Mirar al mundo con los ojos de Alice Munro debede ser fascinante. Pensar el mundo con la mirada de esta canadiense, un privilegio reservado para unos elegidos, los mismos que se resisten a caer en la red de las evidencias y que apuestan por calibrar la realidad con la palabra y su ejercicio. Ayer, jueves 10 de octubre, la Academia Sueca decidió otorgar el premio Nobel de literatura a Alice Munro, considerándola «maestra del relato corto», un lema que la ha llevado a ser comparada con Chejov, semejanza que suele repetirse entre otras tantas autoras del género breve, como la neozelandesa Katherine Mansfield. Especie de respuesta natural similar a la celebración que implica que se lo concedan a una mujer, lo que me lleva a pensar, una vez más, sobre lo que queda por edificar dentro de la tradición literaria, rasgo, el aplauso a su condición de mujer, de una sociedad faloliteraria que discrimina a las escritoras porque se las trata como a un grupo carente de individualidades. Ya se sabe, el varón escribe para la condición humana, la mujer para otras como ella. Suerte de mito de Sísifo de la práctica literaria. En la escena nacional, las editoriales Lumen y RBA -primordialmente la primera que ha apostado de forma descarada por el talento de Munro-, sin olvidarme de Debolsillo, están de enhorabuena. En el presente año, Lumen ha publicado Mi vida querida, una colección de relatos cortos que junto con el resto de títulos disponibles en el catálogo de la editorial, Demasiada felicidad (2010) y la novela La vida de las mujeres (2011), sirve de reflejo perfecto de la poética de Alice Munro, una de las autoras de obra más audaces y original. Su trayectoria narrativa se inicia desde el ámbito privado -el doméstico, el íntimo- para abrazar, como un imparable torbellino de ideas que todo arrastra, lo político; en cierto modo, ese querer alcanzar desde lo ínfimo, el mismo mundo, desde un aliento literario apenas provisto de bagajes y tempestades, recuerda a lo que las integrantes de la narrativa contemporánea de la concienciación, en su mayoría autoras europeas como Christa Wolf o Doris Lessing, promulgaban y defendían: «Nada es sólo personal».
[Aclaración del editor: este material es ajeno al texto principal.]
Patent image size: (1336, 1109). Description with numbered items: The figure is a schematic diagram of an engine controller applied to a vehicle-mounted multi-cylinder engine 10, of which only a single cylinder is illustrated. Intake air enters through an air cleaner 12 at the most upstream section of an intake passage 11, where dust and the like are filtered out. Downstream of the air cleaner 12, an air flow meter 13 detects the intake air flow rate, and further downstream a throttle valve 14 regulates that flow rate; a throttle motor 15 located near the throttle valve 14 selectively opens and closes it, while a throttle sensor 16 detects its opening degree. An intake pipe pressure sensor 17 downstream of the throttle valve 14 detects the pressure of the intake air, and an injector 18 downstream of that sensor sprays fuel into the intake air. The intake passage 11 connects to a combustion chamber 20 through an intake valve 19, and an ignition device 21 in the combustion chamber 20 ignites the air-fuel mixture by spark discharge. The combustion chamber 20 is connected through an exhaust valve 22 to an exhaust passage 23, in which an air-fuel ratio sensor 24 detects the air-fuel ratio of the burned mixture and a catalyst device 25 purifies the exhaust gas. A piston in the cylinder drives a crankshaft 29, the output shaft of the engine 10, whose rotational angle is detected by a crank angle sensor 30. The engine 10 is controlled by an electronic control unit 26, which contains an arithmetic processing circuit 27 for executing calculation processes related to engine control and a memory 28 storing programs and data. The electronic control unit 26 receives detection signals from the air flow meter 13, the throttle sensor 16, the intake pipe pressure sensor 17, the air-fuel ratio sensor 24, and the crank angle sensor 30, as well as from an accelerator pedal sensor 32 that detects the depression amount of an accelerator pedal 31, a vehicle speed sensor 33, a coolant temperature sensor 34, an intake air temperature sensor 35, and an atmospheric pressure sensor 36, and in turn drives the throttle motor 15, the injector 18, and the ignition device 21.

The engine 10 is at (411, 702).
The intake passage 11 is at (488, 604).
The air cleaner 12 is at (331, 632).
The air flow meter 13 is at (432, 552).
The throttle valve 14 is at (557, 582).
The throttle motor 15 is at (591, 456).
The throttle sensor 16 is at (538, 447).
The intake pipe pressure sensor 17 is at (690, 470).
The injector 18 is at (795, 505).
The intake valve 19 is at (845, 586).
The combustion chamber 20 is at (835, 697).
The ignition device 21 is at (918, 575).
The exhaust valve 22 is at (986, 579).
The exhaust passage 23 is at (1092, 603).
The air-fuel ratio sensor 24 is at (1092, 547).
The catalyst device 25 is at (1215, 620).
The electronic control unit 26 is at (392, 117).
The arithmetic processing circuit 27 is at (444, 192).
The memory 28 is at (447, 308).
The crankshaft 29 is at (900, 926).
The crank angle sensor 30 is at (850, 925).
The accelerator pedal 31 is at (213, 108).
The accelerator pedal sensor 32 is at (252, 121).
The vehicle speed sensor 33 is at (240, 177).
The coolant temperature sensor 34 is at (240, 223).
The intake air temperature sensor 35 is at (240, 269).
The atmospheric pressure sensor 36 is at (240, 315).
Ese aliento ha ido creciendo gracias a una forma única de entender al ser humano, manera que la ha llevado a auscultar las relaciones interpersonales con tal precisión y contundencia que ha cautivado a miles de lectores sedientos de honestidad literaria. Con una sensibilidad medida, a ratos huidiza, pero siempre distanciada de un maniqueísmo absurdo que sólo adocena, Munro ofrece una visión del mundo desde la periferia y la fragilidad. Desde el instante que precede a la fractura. Conceptos que hacen de su narrativa una experiencia lectora fascinante, singular. Justo como la vida, a la que la autora se entregó hace tiempo para, justamente, vivir y escribir. O escribir y vivir. ¿Acaso hay diferencia?